During the latter part of Ango, I started reading "Zen Odyssey: The story of Sokei- an, Ruth Fuller Sasaki and the Birth of Zen in America,"  by Janica Anderson and Steven Zahavi Schwart. I was surprised to read that Sokei-an didn’t offer zazen to the people who came to his weekly dharma talks. He didn’t think Americans could handle sitting in stillness and he was afraid he'd drive people away. Ruth Fuller Everett admonished her teacher, Sokai-an. In fact, they had quite a few heated discussions over this point of contention between them! Ruth emphasized the indispensable and foundational nature of Zazen, insisting that true understanding of Zen cannot be understood solely through dharma talks or literature. The wholehearted students, she assured, would be present. He relented, and indeed, they were. 

Wholehearted practice has been a recurring theme in my reflections during this Ango, and perhaps these words alone – "Wholehearted Practice" – invite us to think about the depth and sincerity of our commitment to the path each day. Norman Fisher's wisdom reminds us that even when we can offer only a fraction of our heart, we should do so wholeheartedly, without self-judgment, always aiming for complete dedication.


In my journal entry from August 13, during Obon, I expressed a desire to embrace Ango with wholehearted practice. Maezumi-roshi said, “Being fully present in our actions embodies the liberated mind.”  He also encouraged us to become one with whatever we do.

In Dogen’s Shobogenzo, the fascicle Bendowa underscores the idea that the inconceivable and vast dharma exists within each of us, but requires practice and realization for it to be actualized in our lives. Enlightenment exists within every individual, yet it is through wholehearted practice and experience that the dharma becomes tangible and transformative.

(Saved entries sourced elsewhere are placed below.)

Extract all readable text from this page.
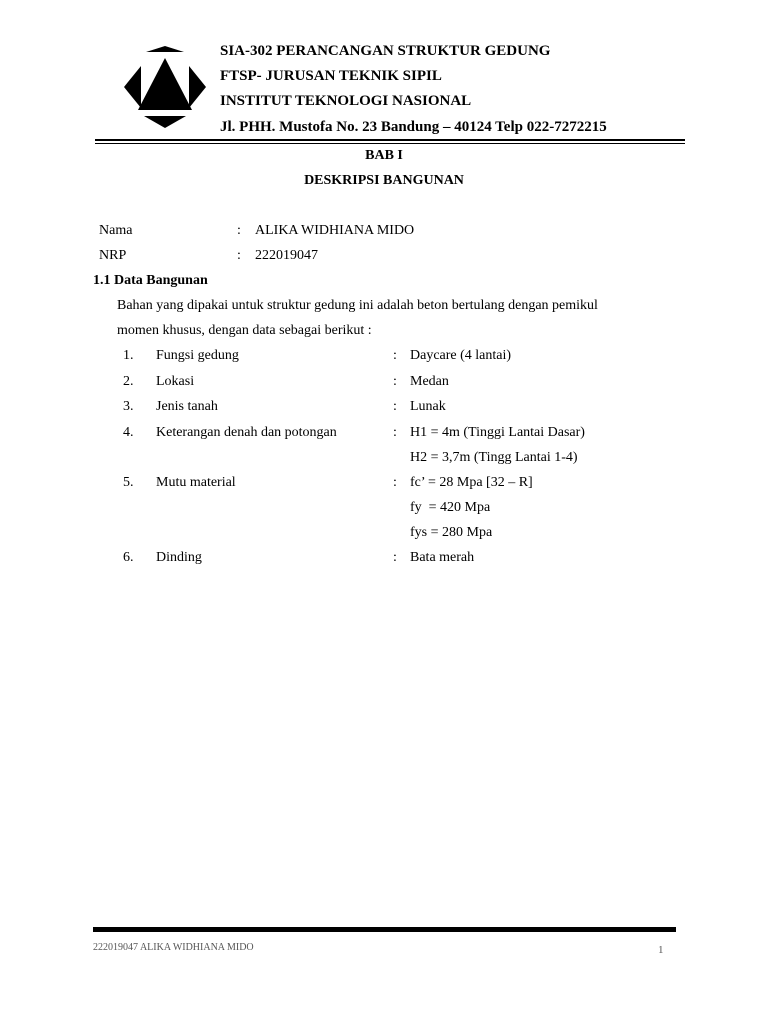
SIA-302 PERANCANGAN STRUKTUR GEDUNG
FTSP- JURUSAN TEKNIK SIPIL
INSTITUT TEKNOLOGI NASIONAL
Jl. PHH. Mustofa No. 23 Bandung – 40124 Telp 022-7272215
BAB I
DESKRIPSI BANGUNAN
Nama	: ALIKA WIDHIANA MIDO
NRP	: 222019047
1.1 Data Bangunan
Bahan yang dipakai untuk struktur gedung ini adalah beton bertulang dengan pemikul
momen khusus, dengan data sebagai berikut :
1. Fungsi gedung	: Daycare (4 lantai)
2. Lokasi	: Medan
3. Jenis tanah	: Lunak
4. Keterangan denah dan potongan	: H1 = 4m (Tinggi Lantai Dasar)
H2 = 3,7m (Tingg Lantai 1-4)
5. Mutu material	: fc’ = 28 Mpa [32 – R]
fy  = 420 Mpa
fys = 280 Mpa
6. Dinding	: Bata merah
222019047 ALIKA WIDHIANA MIDO	1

Although Dogen's teachings in Bendowa center around Zazen practice, we can see the significance of both stillness and mindful activity in gaining clarity. Zazen provides stillness for the mind, and mindful daily activities (as Dogen established at Eihei-ji) offer to still the mind and bring peace, and clarity. Both are essential to identify and overcome obstacles to liberation - the mental habits that cause suffering.


The historical background of Bendowa, written by Dogen at age 32 after returning from China, reveals his zeal for introducing Zazen to a country unfamiliar with the practice. He was eager to share what he had learned. Although his earliest writing, it was not discovered until the 1600s in a temple in Kyoto.  Many believe that this little fascicle contains the core of the entire Shobogenzo.  


While "Bendo" literally means Zazen, a more expansive interpretation might be "training." This aligns with the broader perspective of Zen practice, where life itself becomes the ground for training. Zen is life. Daido Loori's Eight Gates of Zen offer a holistic approach to the Wholehearted Way, a path for spiritual practice, and is still today the basis for training monastic and lay people at Zen Mountain Monastery. 


  • Zazen: The foundation of practice, providing stillness for the mind.

  • Dokusan or Sanzen: Face-to-face meetings for raising questions arising from practice.

  • Buddhist Academic Study: Well-rounded study in both classical and modern topics.

  • Liturgy: Chanting with wholeheartedness to connect with the sacred.

  • Right Action: Practicing the Buddha Way through precepts and the Noble Eightfold Path.

  • Art Practice: Contemplative practices such as traditional drawings or even cooking.

  • Body Practice: Caring for the body through Tai Chi, Martial Arts, walking, or yoga.

  • Work Practice: Extending spiritual practice into everyday life, including careers and volunteering.

As we celebrate and express gratitude to the Great Teacher Shakyamuni Buddha, let us remember his perseverance under the Fig tree.  His wholehearted search and practice offers us a road map - a way to alleviate our (mostly) self-imposed suffering. May we, too, wholeheartedly practice, on our cushions and off, and diligently work to manifest our own inherent enlightenment. May we each be a blessing.